Bacteria and viruses involved with gut pathology provoke an immune response (inflammatory products are pathogenic biofilm's favorite food). Bacterial cell walls bind to mucosal cells (of the urinary and respiratory tracts and of the gut) via MRs. Lectins bind to d-mannose.
D-mannose is present in fruit and is there in lesser amounts than the monosaccharides, glucose and fructose. Besides the mannose made in cells of the GI tract, It is also in fruit (peaches, pineapple, apples, oranges and berries (cranberries and blueberries).

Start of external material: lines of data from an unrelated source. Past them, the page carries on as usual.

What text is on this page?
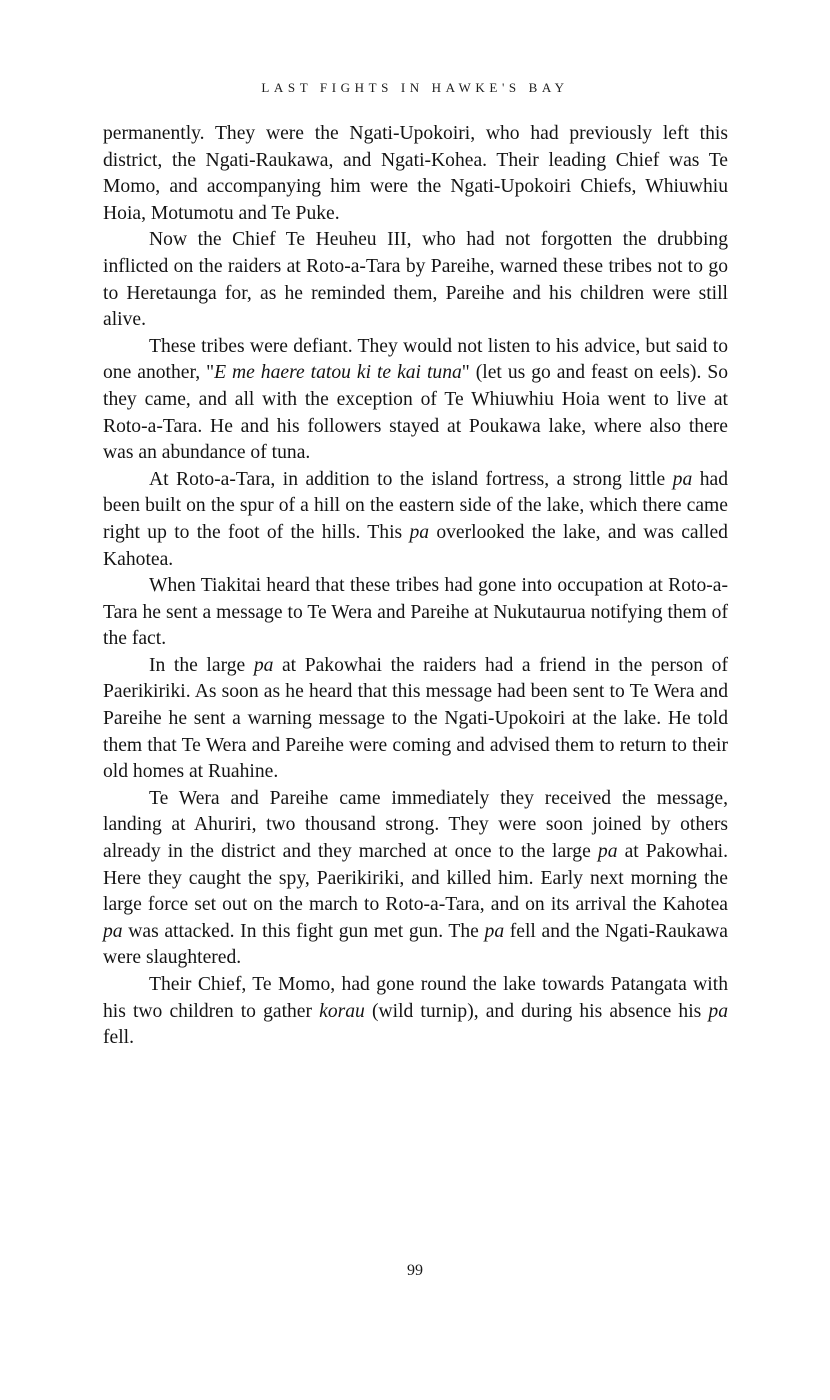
LAST FIGHTS IN HAWKE'S BAY

permanently. They were the Ngati-Upokoiri, who had previously left this district, the Ngati-Raukawa, and Ngati-Kohea. Their leading Chief was Te Momo, and accompanying him were the Ngati-Upokoiri Chiefs, Whiuwhiu Hoia, Motumotu and Te Puke.

Now the Chief Te Heuheu III, who had not forgotten the drubbing inflicted on the raiders at Roto-a-Tara by Pareihe, warned these tribes not to go to Heretaunga for, as he reminded them, Pareihe and his children were still alive.

These tribes were defiant. They would not listen to his advice, but said to one another, "E me haere tatou ki te kai tuna" (let us go and feast on eels). So they came, and all with the exception of Te Whiuwhiu Hoia went to live at Roto-a-Tara. He and his followers stayed at Poukawa lake, where also there was an abundance of tuna.

At Roto-a-Tara, in addition to the island fortress, a strong little pa had been built on the spur of a hill on the eastern side of the lake, which there came right up to the foot of the hills. This pa overlooked the lake, and was called Kahotea.

When Tiakitai heard that these tribes had gone into occupation at Roto-a-Tara he sent a message to Te Wera and Pareihe at Nukutaurua notifying them of the fact.

In the large pa at Pakowhai the raiders had a friend in the person of Paerikiriki. As soon as he heard that this message had been sent to Te Wera and Pareihe he sent a warning message to the Ngati-Upokoiri at the lake. He told them that Te Wera and Pareihe were coming and advised them to return to their old homes at Ruahine.

Te Wera and Pareihe came immediately they received the message, landing at Ahuriri, two thousand strong. They were soon joined by others already in the district and they marched at once to the large pa at Pakowhai. Here they caught the spy, Paerikiriki, and killed him. Early next morning the large force set out on the march to Roto-a-Tara, and on its arrival the Kahotea pa was attacked. In this fight gun met gun. The pa fell and the Ngati-Raukawa were slaughtered.

Their Chief, Te Momo, had gone round the lake towards Patangata with his two children to gather korau (wild turnip), and during his absence his pa fell.

99
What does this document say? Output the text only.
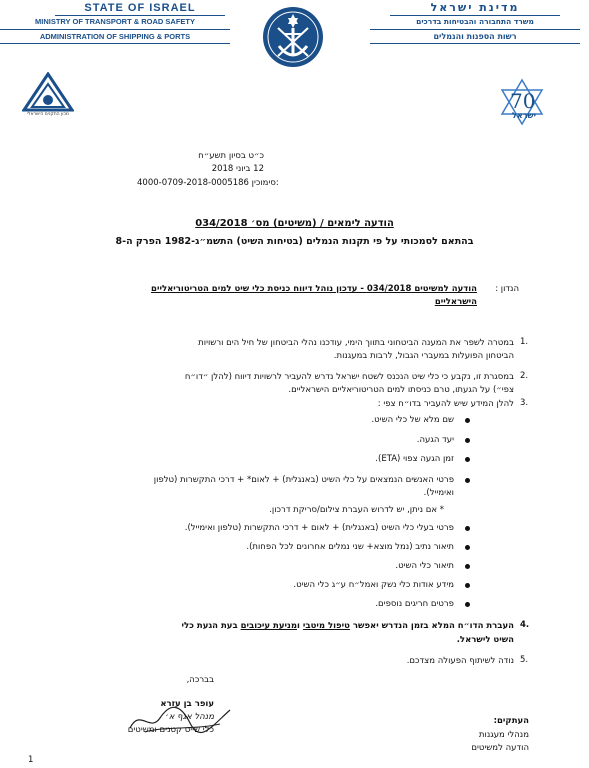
STATE OF ISRAEL
MINISTRY OF TRANSPORT & ROAD SAFETY
ADMINISTRATION OF SHIPPING & PORTS
מדינת ישראל
משרד התחבורה והבטיחות בדרכים
רשות הספנות והנמלים
מכון התקנים הישראלי
70
ישראל
כ״ט בסיון תשע״ח
12 ביוני 2018
4000-0709-2018-0005186 סימוכין:
הודעה לימאים / (משיטים) מס׳ 034/2018
בהתאם לסמכותי על פי תקנות הנמלים (בטיחות השיט) התשמ״ג-1982 הפרק ה-8
הנדון :
הודעה למשיטים 034/2018 - עדכון נוהל דיווח כניסת כלי שיט למים הטריטוריאליים
הישראליים
1.
במטרה לשפר את המענה הביטחוני בתווך הימי, עודכנו נהלי הביטחון של חיל הים ורשויות
הביטחון הפועלות במעברי הגבול, לרבות במעגנות.
2.
במסגרת זו, נקבע כי כלי שיט הנכנס לשטח ישראל נדרש להעביר לרשויות דיווח (להלן ״דו״ח
צפי״) על הגעתו, טרם כניסתו למים הטריטוריאליים הישראליים.
3.
להלן המידע שיש להעביר בדו״ח צפי :
שם מלא של כלי השיט.
יעד הגעה.
זמן הגעה צפוי (ETA).
פרטי האנשים הנמצאים על כלי השיט (באנגלית) + לאום* + דרכי התקשרות (טלפון
ואימייל).
* אם ניתן, יש לדרוש העברת צילום/סריקת דרכון.
פרטי בעלי כלי השיט (באנגלית) + לאום + דרכי התקשרות (טלפון ואימייל).
תיאור נתיב (נמל מוצא+ שני נמלים אחרונים לכל הפחות).
תיאור כלי השיט.
מידע אודות כלי נשק ואמל״ח ע״ג כלי השיט.
פרטים חריגים נוספים.
4.
העברת הדו״ח המלא בזמן הנדרש יאפשר טיפול מיטבי ומניעת עיכובים בעת הגעת כלי
השיט לישראל.
5.
נודה לשיתוף הפעולה מצדכם.
בברכה,
עופר בן עזרא
מנהל אגף א׳
כלי שייט קטנים ומשיטים
העתקים:
מנהלי מעגנות
הודעה למשיטים
1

Filling the MR is one strategy in ingesting sugar alcohols like xylitol. Sugars made of rings of five carbons also make structurally weaker biofilms and aren't metabolized by most pathogens.
Unsweetened cranberry (or tart cherry) juice can be diluted in water. Pomegranates taste sweet and sour. Pomegranates destroy worms in the intestinal tract. Eat them raw, away from regular meals. Leishmania donovani uses a MR on our phagocytes to establish intracellular parasitism.
The most active ingredient in cranberry juice is D-mannose. D-mannose can actually be derived from berries, peaches, apples and other plants. So why not drink cranberry juice instead of taking sugary D-mannose?
The amount of D-mannose in cranberry juice is much less. Plus, cranberry juice is high in other sugars, which adds stress to the immune system and fuels pathogens. D-mannose is 10-50 times stronger, non-toxic and has no adverse effects.
Unlike large amounts of fructose one gets with cranberry juice, D-mannose does not convert to glycogen or get stored in the liver. Only very small amounts of D-mannose are metabolized, so it doesn't interfere with blood sugar or produce metabolic stress.
D-mannose is more like glucose, which every cell uses (but D-mannose is absorbed much more slowly). Most of the D-mannose is filtered through the kidneys and routed to the bladder, then quickly excreted in urine, making it ideal for those with diabetes or anyone who is not interested in drinking sugary fruit juice.
Carrot juice or the veggie eaten plain also kills parasites. Carrots contain an essential oil that destroys roundworms and pinworms. Grated carrots work best on an empty stomach.